I have not seen that texturing has an impact out of the pipeline pass into the one it is done.

Registers impact in NV40 is very hard to determine. Everyone has already talked a lot about temporary register I think. But what about constant and interpolated (color and coordinate) registers ? I've done some tests about this specific point. However as always time is lacking. It seems that the limitation is per pipeline pass : 2 constant registers and 1 interpolated register per pipeline pass.

demalion said:
ATI has claimed, in my understanding, to be able to do independent ADD and MUL in addition to the full ALUs on the R3xx. Was this discounted to only be described as a modifier? Or is the presumption simply that the discussed "NV40 modifiers" are representing the same functionality?
Has anything changed with regard to this functionality on the R420, or what ATI claims (or is there some error in my understanding of what they claimed)?
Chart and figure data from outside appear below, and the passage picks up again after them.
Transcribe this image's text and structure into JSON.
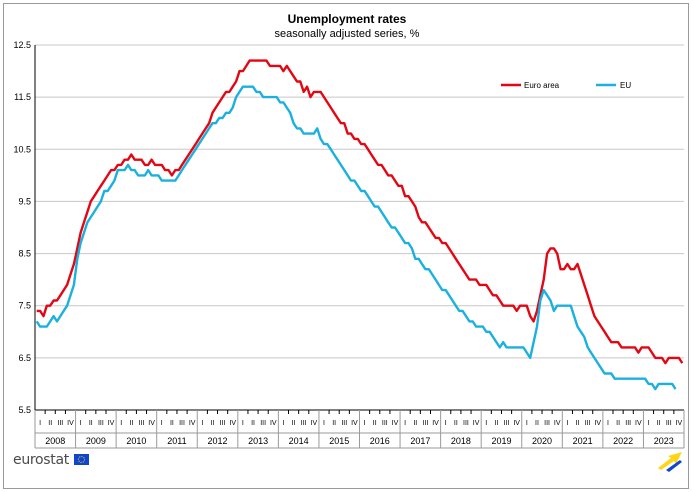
{
  "chart_data": {
    "type": "line",
    "title": "Unemployment rates",
    "subtitle": "seasonally adjusted series, %",
    "xlabel": "",
    "ylabel": "",
    "ylim": [
      5.5,
      12.5
    ],
    "yticks": [
      "5.5",
      "6.5",
      "7.5",
      "8.5",
      "9.5",
      "10.5",
      "11.5",
      "12.5"
    ],
    "grid": true,
    "legend_position": "top-right",
    "years": [
      "2008",
      "2009",
      "2010",
      "2011",
      "2012",
      "2013",
      "2014",
      "2015",
      "2016",
      "2017",
      "2018",
      "2019",
      "2020",
      "2021",
      "2022",
      "2023"
    ],
    "quarters": [
      "I",
      "II",
      "III",
      "IV"
    ],
    "x_start": "2008-01",
    "frequency": "monthly",
    "series": [
      {
        "name": "Euro area",
        "color": "#e30613",
        "values": [
          7.4,
          7.4,
          7.3,
          7.5,
          7.5,
          7.6,
          7.6,
          7.7,
          7.8,
          7.9,
          8.1,
          8.3,
          8.6,
          8.9,
          9.1,
          9.3,
          9.5,
          9.6,
          9.7,
          9.8,
          9.9,
          10.0,
          10.1,
          10.1,
          10.2,
          10.2,
          10.3,
          10.3,
          10.4,
          10.3,
          10.3,
          10.3,
          10.2,
          10.2,
          10.3,
          10.2,
          10.2,
          10.2,
          10.1,
          10.1,
          10.0,
          10.1,
          10.1,
          10.2,
          10.3,
          10.4,
          10.5,
          10.6,
          10.7,
          10.8,
          10.9,
          11.0,
          11.2,
          11.3,
          11.4,
          11.5,
          11.6,
          11.6,
          11.7,
          11.8,
          12.0,
          12.0,
          12.1,
          12.2,
          12.2,
          12.2,
          12.2,
          12.2,
          12.2,
          12.1,
          12.1,
          12.1,
          12.1,
          12.0,
          12.1,
          12.0,
          11.9,
          11.8,
          11.8,
          11.6,
          11.7,
          11.5,
          11.6,
          11.6,
          11.6,
          11.5,
          11.4,
          11.3,
          11.2,
          11.1,
          11.0,
          11.0,
          10.8,
          10.8,
          10.7,
          10.7,
          10.6,
          10.6,
          10.5,
          10.4,
          10.3,
          10.2,
          10.2,
          10.1,
          10.0,
          10.0,
          9.9,
          9.8,
          9.8,
          9.6,
          9.6,
          9.5,
          9.4,
          9.2,
          9.1,
          9.1,
          9.0,
          8.9,
          8.8,
          8.8,
          8.7,
          8.7,
          8.6,
          8.5,
          8.4,
          8.3,
          8.2,
          8.1,
          8.0,
          8.0,
          8.0,
          7.9,
          7.9,
          7.9,
          7.8,
          7.7,
          7.7,
          7.6,
          7.5,
          7.5,
          7.5,
          7.5,
          7.4,
          7.5,
          7.5,
          7.5,
          7.3,
          7.2,
          7.4,
          7.7,
          8.0,
          8.5,
          8.6,
          8.6,
          8.5,
          8.2,
          8.2,
          8.3,
          8.2,
          8.2,
          8.3,
          8.1,
          7.9,
          7.7,
          7.5,
          7.3,
          7.2,
          7.1,
          7.0,
          6.9,
          6.8,
          6.8,
          6.8,
          6.7,
          6.7,
          6.7,
          6.7,
          6.7,
          6.6,
          6.7,
          6.7,
          6.7,
          6.6,
          6.5,
          6.5,
          6.5,
          6.4,
          6.5,
          6.5,
          6.5,
          6.5,
          6.4
        ]
      },
      {
        "name": "EU",
        "color": "#1ab0e0",
        "values": [
          7.2,
          7.1,
          7.1,
          7.1,
          7.2,
          7.3,
          7.2,
          7.3,
          7.4,
          7.5,
          7.7,
          7.9,
          8.4,
          8.7,
          8.9,
          9.1,
          9.2,
          9.3,
          9.4,
          9.5,
          9.7,
          9.7,
          9.8,
          9.9,
          10.1,
          10.1,
          10.1,
          10.2,
          10.1,
          10.1,
          10.0,
          10.0,
          10.0,
          10.1,
          10.0,
          10.0,
          10.0,
          9.9,
          9.9,
          9.9,
          9.9,
          9.9,
          10.0,
          10.1,
          10.2,
          10.3,
          10.4,
          10.5,
          10.6,
          10.7,
          10.8,
          10.9,
          11.0,
          11.0,
          11.1,
          11.1,
          11.2,
          11.2,
          11.3,
          11.5,
          11.6,
          11.7,
          11.7,
          11.7,
          11.7,
          11.6,
          11.6,
          11.5,
          11.5,
          11.5,
          11.5,
          11.5,
          11.4,
          11.4,
          11.3,
          11.2,
          11.0,
          10.9,
          10.9,
          10.8,
          10.8,
          10.8,
          10.8,
          10.9,
          10.7,
          10.6,
          10.6,
          10.5,
          10.4,
          10.3,
          10.2,
          10.1,
          10.0,
          9.9,
          9.9,
          9.8,
          9.7,
          9.7,
          9.6,
          9.5,
          9.4,
          9.4,
          9.3,
          9.2,
          9.1,
          9.0,
          9.0,
          8.9,
          8.8,
          8.7,
          8.7,
          8.6,
          8.4,
          8.4,
          8.3,
          8.2,
          8.2,
          8.1,
          8.0,
          7.9,
          7.8,
          7.8,
          7.7,
          7.6,
          7.5,
          7.4,
          7.4,
          7.3,
          7.2,
          7.2,
          7.1,
          7.1,
          7.1,
          7.0,
          7.0,
          6.9,
          6.8,
          6.7,
          6.8,
          6.7,
          6.7,
          6.7,
          6.7,
          6.7,
          6.7,
          6.6,
          6.5,
          6.8,
          7.1,
          7.6,
          7.8,
          7.7,
          7.6,
          7.4,
          7.5,
          7.5,
          7.5,
          7.5,
          7.5,
          7.3,
          7.1,
          7.0,
          6.9,
          6.7,
          6.6,
          6.5,
          6.4,
          6.3,
          6.2,
          6.2,
          6.2,
          6.1,
          6.1,
          6.1,
          6.1,
          6.1,
          6.1,
          6.1,
          6.1,
          6.1,
          6.1,
          6.0,
          6.0,
          5.9,
          6.0,
          6.0,
          6.0,
          6.0,
          6.0,
          5.9
        ]
      }
    ]
  },
  "legend": {
    "euro_area": "Euro area",
    "eu": "EU"
  },
  "logo": {
    "text": "eurostat"
  }
}
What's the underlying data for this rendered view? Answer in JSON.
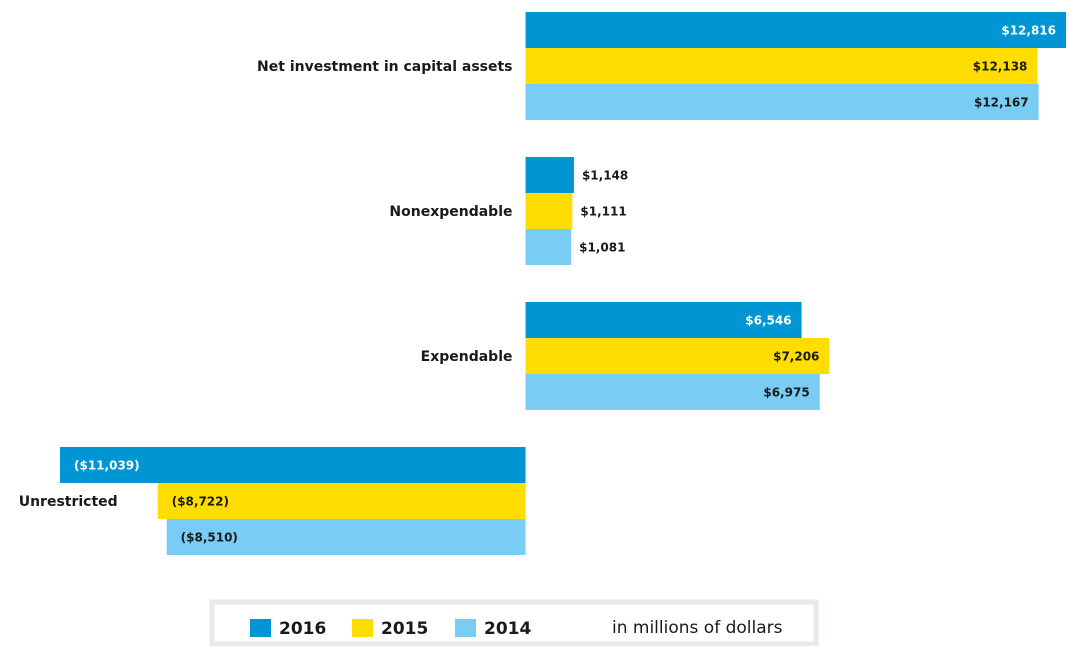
{
  "chart_data": {
    "type": "bar",
    "orientation": "horizontal",
    "categories": [
      "Net investment in capital assets",
      "Nonexpendable",
      "Expendable",
      "Unrestricted"
    ],
    "series": [
      {
        "name": "2016",
        "color": "#0095d3",
        "values": [
          12816,
          1148,
          6546,
          -11039
        ],
        "value_labels": [
          "$12,816",
          "$1,148",
          "$6,546",
          "($11,039)"
        ]
      },
      {
        "name": "2015",
        "color": "#ffdd00",
        "values": [
          12138,
          1111,
          7206,
          -8722
        ],
        "value_labels": [
          "$12,138",
          "$1,111",
          "$7,206",
          "($8,722)"
        ]
      },
      {
        "name": "2014",
        "color": "#79cdf4",
        "values": [
          12167,
          1081,
          6975,
          -8510
        ],
        "value_labels": [
          "$12,167",
          "$1,081",
          "$6,975",
          "($8,510)"
        ]
      }
    ],
    "note": "in millions of dollars"
  }
}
I can't see R360 or R420 doing a MUL or an ADD into the mini-ALU. I presume that ATI was talking about this kind of ADD : ADD r0, r0, r0.


Luminescent said:
According to Digit-Life's NV40 report, Nvidia removed SIN/COS specific hardware in lieu of 1D table lookups which they claim work more efficiently and cost less transistors.
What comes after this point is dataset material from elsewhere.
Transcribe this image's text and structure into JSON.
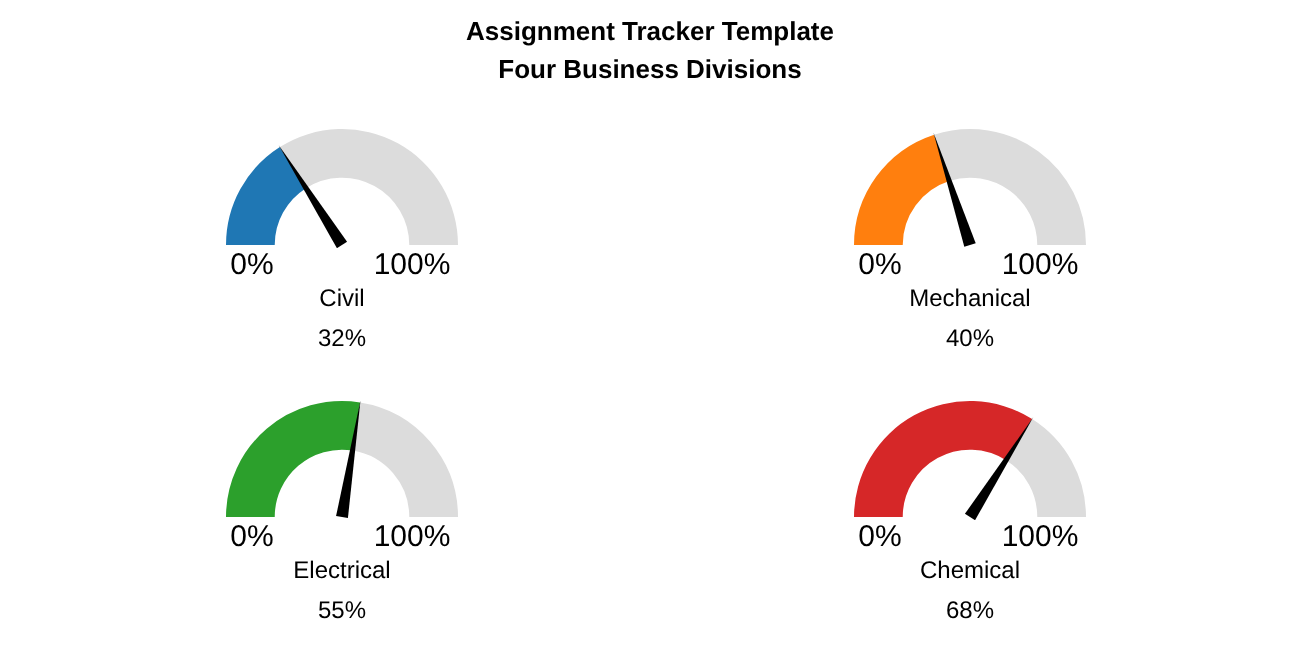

That's basically what David Kirk said me.


Xmas said:
It's guesswork, of course. The position of the SF-unit might be wrong, but it is there to indicate that you can use the output of the SFU as input to the MUL units, meaning you can do a DIV in one clock in SU0 (RCP + MUL). Also, a TEX does not mean you cannot use the SFU/MUL. However the texture coordinates are passed through SU0, so you can only use SFU/MUL to modify the texture coordinates, not for a separate calculation.

It makes sense and it is "compatible" with what I saw.


Luminescent said:
Cho, your results seem to confirm Xmas' data, indicating that there is only 1 ADD unit per pixel pipe in NV40, confirmed in test 1; test 2 confirms that there are independent MUL and ADD units. It would be interesting to run a test which includes two MUL ops and one ADD, as there are two MUL units per pipeline, one in each ALU.
You can't do that. It won't run in 1 pipeline pass unless one instruction can be transformed into a modifier or one mul and the add can become a mad.


zeckensack said:
Xmas said:
LRP in two cycles makes sense, as you need a scalar SUB first, then MUL and MAD.
Not necessarily. You can rewrite a LERP so that it takes only a SUB and a MAD.
That's the same. SUB and MAD can't be done by the first ALU. LRP is done in 2 cycles on the NV40. It's done by the second ALU so the first one is available.


cho said:
hmm, do you know where can i find the detail of nv40 mini-alus ?

You can't. NVIDIA said me that they do not want to give additionnal details because they want developers to focus on their algorithm and because these details won't be the same for the whole NV4x familly.
 
Tridam said:
For example, my tests showed that RSQ is done in 2 cycles by the first unit. Microsoft says that RSQ should use only 1 instruction slot.

Slot != cycle time. Microsoft says "most instructions should execute in 1 cycle". It doesn't demand it. Slots are just a mechanism for counting the max number of instructions.